Oat human consumption has increased due to its nutritional value and its health benefits. Oat is a rich source of protein that contains high level of minerals, lipids, β-glucan, a mixed-linkage polysaccharide, which forms an important part of oat dietary fiber, and also contains various other phytoconstituents like flavonoids and sterols among others. Different pharmacological activities have been reported on oats like antioxidant, anti-inflammatory, antidiabetic or anticholesterolaemic.

The safety of oats in a gluten-free diet has been a topic of debate for several years. Previous studies suggested that oats may induce the immunological response in celiacs and others confirmed the impossibility of consuming oats habitually by its toxicity. Our research group found oat cultivars with different immunotoxic potential against G12 monoclonal antibody that may explain the different clinical responses observed in patients suffering from celiac disease. In this study we have characterized by massive sequencing the transcriptomes of non-toxic and toxic varieties.

The transcriptomes of both oat varieties were sequenced by Illumina HiSeq™2000. To assemble the contents, criteria of overlap > 40% and similarity > 95% were used. The functional annotations were inferred by similarity to Uniprot reference proteins. The minimum similarity threshold required for annotating a transcript was a BLAST e value minor than 10-10. Uniref90 was used for the selection of annotated proteins.

We have found 17 and 11 locus in the non-toxic and toxic varieties, respectively. We selected a set of 239983 reference proteins downloaded from Uniprot belonging to the taxonomic nodes BEP clade. Only proteins representative of Uniref90 clusters were used. The identification of immunotoxic epitopes in the coding sequences were determined by alignment with the T-cell recognized canonicals, encompassing one to three mismatches. We identified a total of 24 epitopes with an average of 2 modifications in the genome of the toxic variety with respect to the non-toxic. The epitope variants DQ2.5-ave-1β and DQ2.5-glia-α3 were the most repeated.

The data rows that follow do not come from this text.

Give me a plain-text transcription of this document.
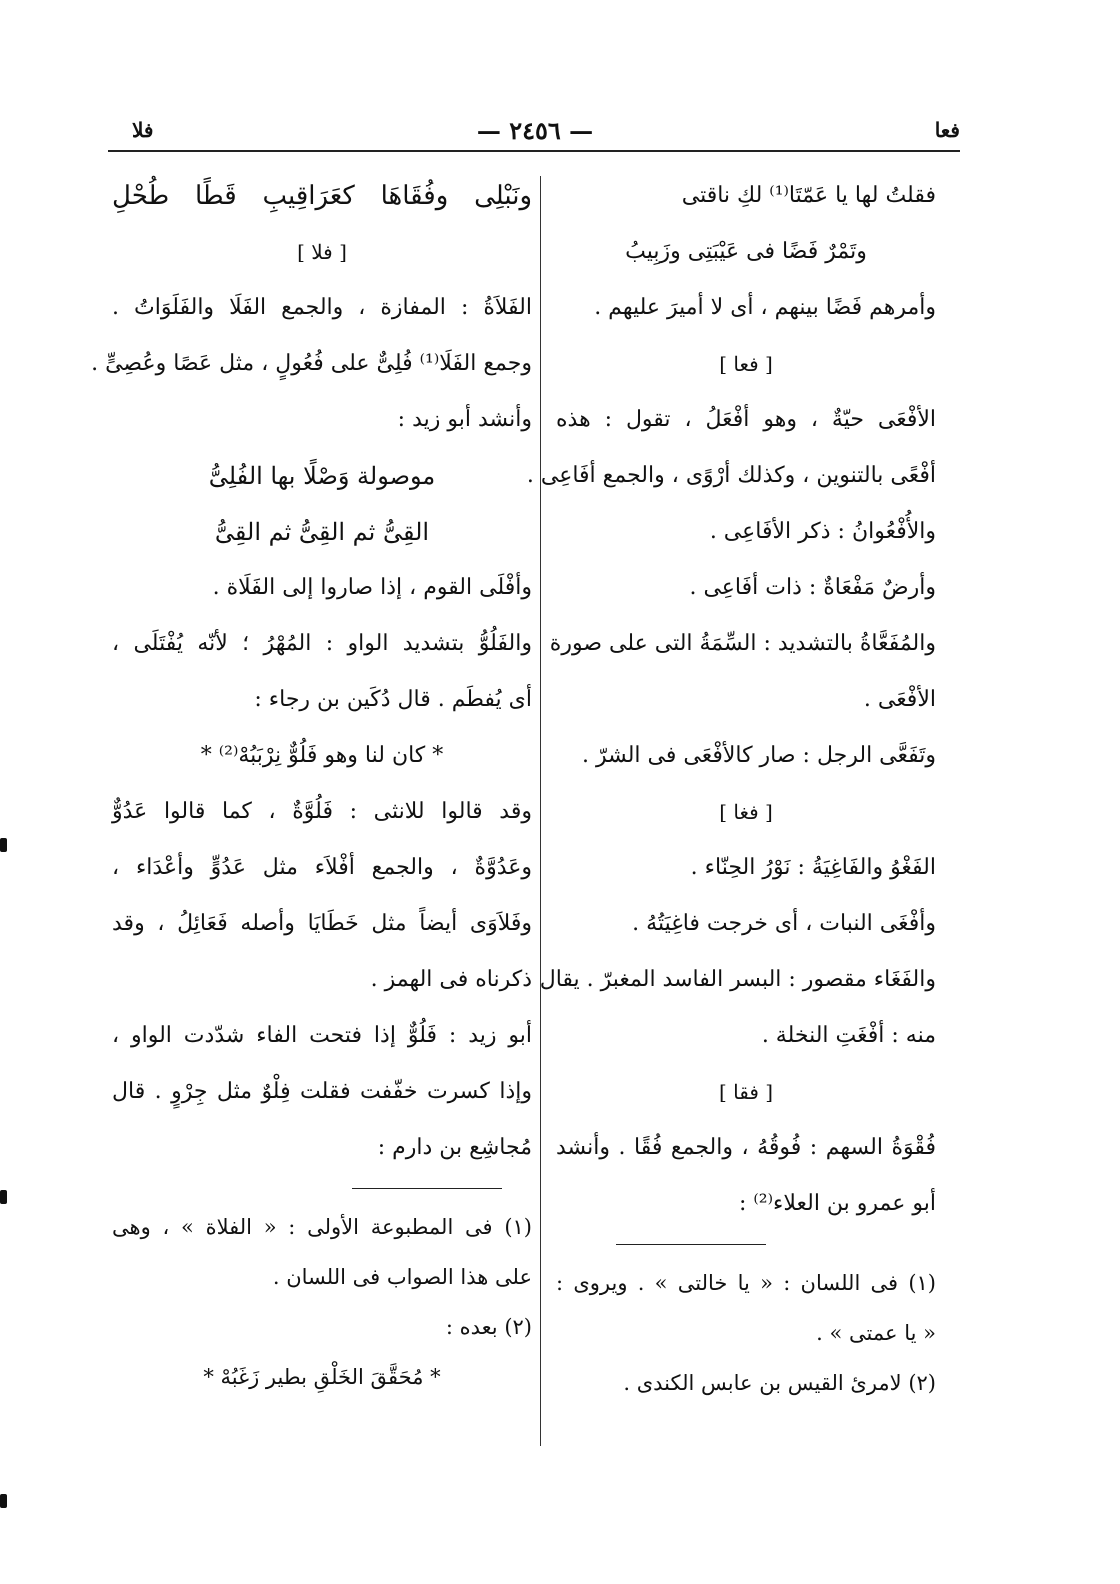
فعا
— ٢٤٥٦ —
فلا
فقلتُ لها يا عَمّتَا⁽¹⁾ لكِ ناقتى
وتَمْرٌ فَضًا فى عَيْبَتِى وزَبِيبُ
وأمرهم فَضًا بينهم ، أى لا أميرَ عليهم .
[ فعا ]
الأفْعَى حيّةٌ ، وهو أفْعَلُ ، تقول : هذه
أفْعًى بالتنوين ، وكذلك أرْوًى ، والجمع أفَاعِى .
والأُفْعُوانُ : ذكر الأفَاعِى .
وأرضٌ مَفْعَاةٌ : ذات أفَاعِى .
والمُفَعَّاةُ بالتشديد : السِّمَةُ التى على صورة
الأفْعَى .
وتَفَعَّى الرجل : صار كالأفْعَى فى الشرّ .
[ فغا ]
الفَغْوُ والفَاغِيَةُ : نَوْرُ الحِنّاء .
وأفْغَى النبات ، أى خرجت فاغِيَتُهُ .
والفَغَاء مقصور : البسر الفاسد المغبرّ . يقال
منه : أفْغَتِ النخلة .
[ فقا ]
فُقْوَةُ السهم : فُوقُهُ ، والجمع فُقًا . وأنشد
أبو عمرو بن العلاء⁽²⁾ :
(١) فى اللسان : « يا خالتى » . ويروى :
« يا عمتى » .
(٢) لامرئ القيس بن عابس الكندى .
ونَبْلِى وفُقَاهَا كعَرَاقِيبِ قَطًا طُحْلِ
[ فلا ]
الفَلاَةُ : المفازة ، والجمع الفَلَا والفَلَوَاتُ .
وجمع الفَلَا⁽¹⁾ فُلِىٌّ على فُعُولٍ ، مثل عَصًا وعُصِىٍّ .
وأنشد أبو زيد :
موصولة وَصْلًا بها الفُلِىُّ
القِىُّ ثم القِىُّ ثم القِىُّ
وأفْلَى القوم ، إذا صاروا إلى الفَلَاة .
والفَلُوُّ بتشديد الواو : المُهْرُ ؛ لأنّه يُفْتَلَى ،
أى يُفطَم . قال دُكَين بن رجاء :
* كان لنا وهو فَلُوٌّ نِرْبَبُهْ⁽²⁾ *
وقد قالوا للانثى : فَلُوَّةٌ ، كما قالوا عَدُوٌّ
وعَدُوَّةٌ ، والجمع أفْلاَء مثل عَدُوٍّ وأعْدَاء ،
وفَلاَوَى أيضاً مثل خَطَايَا وأصله فَعَائِلُ ، وقد
ذكرناه فى الهمز .
أبو زيد : فَلُوٌّ إذا فتحت الفاء شدّدت الواو ،
وإذا كسرت خفّفت فقلت فِلْوٌ مثل جِرْوٍ . قال
مُجاشِع بن دارم :
(١) فى المطبوعة الأولى : « الفلاة » ، وهى
على هذا الصواب فى اللسان .
(٢) بعده :
* مُحَقَّقَ الخَلْقِ بطير زَغَبُهْ *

The presence of epitopes in the toxic oat variety that are not present in non-toxic variety could be related with the immunotoxic potential found in our previous assays and also with the different clinical responses in celiacs consuming oats. Preliminary results suggest that a depth study based on searching epitopes found in toxic oat variety could help to the identification of real oat varieties available for celiac patients, and therefore, their incorporation in improvement programs to obtain commercial lines without toxicity.